A somewhat confusing segment on BBC's Newsnight featured Iain Sinclair and journalist traversing the roads and elevated walkways of Stevenage and Peterborough, describing the open land as emptied of people, and discussing whether the glass-faced office buildings have any functional purpose at all, or whether they're merely unknowable alien structures. It seems a critique is being presented of Prescott's plans for new housing, but it's not really clear what kind of Middle England he'd prefer in its place. Will Alsop pops up to describe Barratt-box-encircled town centres as ASBO-land. So, read the book perhaps: Edge of the Orison: In the Traces of John Clare's 'Journey Out Of Essex' (2005) re-traces the 1841 march of "peasant poet" John Clare from asylum in Epping back to his home in Peterborough, a journey through the countryside and commuter hives of the A13. (You can watch this episode of Newsnight again online until 2230 Friday 30th Sept 2005.)
Sinclair in the media:
Diary: Iain Sinclair in London Review of Books:
Rusting English metal, from somewhere down the A13, near Rainham Marshes, rendered as a grid of delicately balanced reds and pinks, with just enough green to cancel the headache.
Bard of graffiti and broken bottles in The Independent:
Both Sinclair and Clare are united by a keen sense of space and place, coupled, paradoxically, with a wanderlust; ferociously fluent prose; and, above all, what Sinclair calls, "the cataloguing instinct": "But instead of Clare's fauna and flora, I note graffiti, broken bottles, the remains of a TV set."
Above the vaulted sky in The Times:
There is a subplot, a quest for a link between his wife Anna's family (and maybe even his own: Sinclair, St Clare!) and Clare's — a numbing trail through old photographs and gravestone epigraphs that leads nowhere. Except perhaps to underline the sacramental importance to us of roots in place. You expect these diversions in Sinclair's writing. He has an almost schizophrenic alertness to word play, visual puns, resonances. His narrative grows the way that ice cracks, feeling its way to the warm spots. He divvies Shelley's watch, Clare's snuffboxes (that the poet used in some sassy double-entendres about the Queen), invents ley lines between Clare’s pubs.

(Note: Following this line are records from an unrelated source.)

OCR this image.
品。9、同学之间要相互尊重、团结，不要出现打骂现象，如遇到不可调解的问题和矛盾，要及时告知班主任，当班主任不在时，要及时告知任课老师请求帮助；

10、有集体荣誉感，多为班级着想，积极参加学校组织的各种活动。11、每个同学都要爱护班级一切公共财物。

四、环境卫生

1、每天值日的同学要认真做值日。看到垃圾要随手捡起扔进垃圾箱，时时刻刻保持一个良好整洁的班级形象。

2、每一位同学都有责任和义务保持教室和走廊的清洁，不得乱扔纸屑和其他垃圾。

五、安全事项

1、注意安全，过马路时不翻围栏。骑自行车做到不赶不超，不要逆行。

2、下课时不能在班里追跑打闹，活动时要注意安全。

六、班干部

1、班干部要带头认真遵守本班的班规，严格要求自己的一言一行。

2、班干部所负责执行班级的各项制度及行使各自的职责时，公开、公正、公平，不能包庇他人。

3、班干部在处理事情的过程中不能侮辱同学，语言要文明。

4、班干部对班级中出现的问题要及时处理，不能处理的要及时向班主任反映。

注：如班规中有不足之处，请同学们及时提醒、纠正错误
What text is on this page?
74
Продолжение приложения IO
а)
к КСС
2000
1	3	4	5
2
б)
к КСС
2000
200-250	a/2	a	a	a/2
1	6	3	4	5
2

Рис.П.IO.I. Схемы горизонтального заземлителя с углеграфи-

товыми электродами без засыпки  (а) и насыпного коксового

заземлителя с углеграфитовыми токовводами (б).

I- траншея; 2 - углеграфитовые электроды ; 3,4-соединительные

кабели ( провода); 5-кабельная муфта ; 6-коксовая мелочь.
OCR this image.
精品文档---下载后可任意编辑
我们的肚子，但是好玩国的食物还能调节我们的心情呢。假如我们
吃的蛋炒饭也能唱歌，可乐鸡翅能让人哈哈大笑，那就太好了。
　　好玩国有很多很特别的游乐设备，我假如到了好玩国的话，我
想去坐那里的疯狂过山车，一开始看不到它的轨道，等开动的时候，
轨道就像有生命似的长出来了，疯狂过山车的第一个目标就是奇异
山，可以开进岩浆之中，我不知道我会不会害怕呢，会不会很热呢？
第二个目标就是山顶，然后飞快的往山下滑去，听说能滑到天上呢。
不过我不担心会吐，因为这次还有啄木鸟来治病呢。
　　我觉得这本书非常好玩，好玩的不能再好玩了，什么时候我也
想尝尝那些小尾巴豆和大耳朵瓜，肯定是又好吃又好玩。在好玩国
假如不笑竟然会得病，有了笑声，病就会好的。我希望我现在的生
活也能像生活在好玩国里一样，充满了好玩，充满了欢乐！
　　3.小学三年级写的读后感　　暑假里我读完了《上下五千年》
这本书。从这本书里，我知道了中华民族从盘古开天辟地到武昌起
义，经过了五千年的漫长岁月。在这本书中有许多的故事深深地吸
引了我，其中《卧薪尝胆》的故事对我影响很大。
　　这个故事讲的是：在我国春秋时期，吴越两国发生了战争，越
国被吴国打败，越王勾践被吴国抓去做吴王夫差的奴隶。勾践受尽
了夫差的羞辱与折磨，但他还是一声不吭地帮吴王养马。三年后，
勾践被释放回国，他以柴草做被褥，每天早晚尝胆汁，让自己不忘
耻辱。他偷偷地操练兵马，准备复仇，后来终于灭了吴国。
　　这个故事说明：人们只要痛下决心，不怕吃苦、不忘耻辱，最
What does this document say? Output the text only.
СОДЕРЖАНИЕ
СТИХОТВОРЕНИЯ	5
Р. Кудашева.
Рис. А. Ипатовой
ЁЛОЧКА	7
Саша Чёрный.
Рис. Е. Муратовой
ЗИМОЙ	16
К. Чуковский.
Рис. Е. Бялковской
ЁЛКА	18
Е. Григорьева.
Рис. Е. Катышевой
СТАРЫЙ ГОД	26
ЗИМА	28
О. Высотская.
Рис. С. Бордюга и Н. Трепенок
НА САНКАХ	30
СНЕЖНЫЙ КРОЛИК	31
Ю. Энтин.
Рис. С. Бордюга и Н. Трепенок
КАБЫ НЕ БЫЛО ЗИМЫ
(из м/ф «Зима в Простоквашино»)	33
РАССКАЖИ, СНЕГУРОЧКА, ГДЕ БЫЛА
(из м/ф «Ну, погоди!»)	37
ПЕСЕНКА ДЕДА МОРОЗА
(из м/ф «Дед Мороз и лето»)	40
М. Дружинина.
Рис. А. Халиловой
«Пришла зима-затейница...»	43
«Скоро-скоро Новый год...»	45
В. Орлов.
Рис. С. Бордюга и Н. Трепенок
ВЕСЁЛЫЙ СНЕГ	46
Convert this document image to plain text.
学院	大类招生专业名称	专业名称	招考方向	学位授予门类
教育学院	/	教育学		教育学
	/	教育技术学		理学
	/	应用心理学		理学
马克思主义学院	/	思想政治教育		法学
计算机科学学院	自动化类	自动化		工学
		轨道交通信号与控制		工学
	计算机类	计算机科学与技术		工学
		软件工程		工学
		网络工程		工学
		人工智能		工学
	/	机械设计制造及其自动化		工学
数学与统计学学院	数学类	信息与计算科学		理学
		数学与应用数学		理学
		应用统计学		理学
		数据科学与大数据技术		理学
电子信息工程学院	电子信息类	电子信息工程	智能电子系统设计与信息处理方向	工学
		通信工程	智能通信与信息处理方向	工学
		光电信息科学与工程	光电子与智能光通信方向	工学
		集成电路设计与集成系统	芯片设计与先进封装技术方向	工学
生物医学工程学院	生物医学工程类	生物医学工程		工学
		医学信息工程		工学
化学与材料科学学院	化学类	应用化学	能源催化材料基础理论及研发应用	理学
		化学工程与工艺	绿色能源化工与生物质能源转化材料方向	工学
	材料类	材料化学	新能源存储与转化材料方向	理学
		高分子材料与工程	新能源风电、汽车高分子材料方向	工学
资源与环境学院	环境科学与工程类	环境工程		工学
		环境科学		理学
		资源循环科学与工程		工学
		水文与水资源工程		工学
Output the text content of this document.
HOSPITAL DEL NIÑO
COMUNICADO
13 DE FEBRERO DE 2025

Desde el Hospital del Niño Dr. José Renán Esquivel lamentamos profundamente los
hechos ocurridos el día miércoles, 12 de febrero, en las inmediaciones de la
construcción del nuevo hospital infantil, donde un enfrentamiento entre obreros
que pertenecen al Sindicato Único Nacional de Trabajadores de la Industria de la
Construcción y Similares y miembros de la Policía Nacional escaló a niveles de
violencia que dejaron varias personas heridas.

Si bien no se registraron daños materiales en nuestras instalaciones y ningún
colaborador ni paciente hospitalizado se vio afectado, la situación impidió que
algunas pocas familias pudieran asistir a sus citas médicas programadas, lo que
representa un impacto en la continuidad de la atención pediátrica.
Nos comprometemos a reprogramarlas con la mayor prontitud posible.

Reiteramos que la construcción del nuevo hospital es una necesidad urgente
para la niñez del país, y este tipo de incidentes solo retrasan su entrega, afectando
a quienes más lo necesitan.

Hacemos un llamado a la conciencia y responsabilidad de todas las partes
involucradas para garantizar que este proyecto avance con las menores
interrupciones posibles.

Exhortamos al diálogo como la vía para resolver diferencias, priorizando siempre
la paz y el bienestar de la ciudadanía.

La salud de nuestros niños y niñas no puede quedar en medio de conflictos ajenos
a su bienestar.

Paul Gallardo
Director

Sometimes this seems gratuitous, the sound of a man muttering to himself, and registering, step by step, his foot-notes. But this is the way Clare himself walked and wrote, hopping from one side of the road to the other, taking in plant and weather and memory in one simultaneous, panoramic sweep — catching what Seamus Heaney called "the one-thing-after-anotherness of the world".
Interviewed at Londonist:
It kind of continues or completes the trilogy of Lights Out and London Orbital because the actual journey was exactly the same distance as the journey around the M25, but out into the country. It traces something that I've passed through in London Orbital which is Epping Forest and the asylum were the poet John Clare was kept; he did this phenomenal three and a half day march back to his village north of Peterborough and I always wanted to repeat that journey.
So the book starts with a reprisal of his journey, walking at exactly the same dates in July when it's sweltering hot and it was weirder than the M25 because I found that the whole of middle England was just deserted. There's nothing there once you're off the motorway. In the villages the pubs are shut, there were no obvious farmers, abandoned airfields, huge industrial fields of corn and a very very weird landscape. Whereas walking around the edge of London there were always people you'd bump into and stories to hear. This was like emptiness. Emptiness all the way.
It's a version of what's coming up which is John Prescott's motorway growth cities - Thames Gateway and another one that's going to go up Stanstead, Cambridge, Peterborough - that's the future. So without really intending it this third book has become the conclusion to this movement out of London.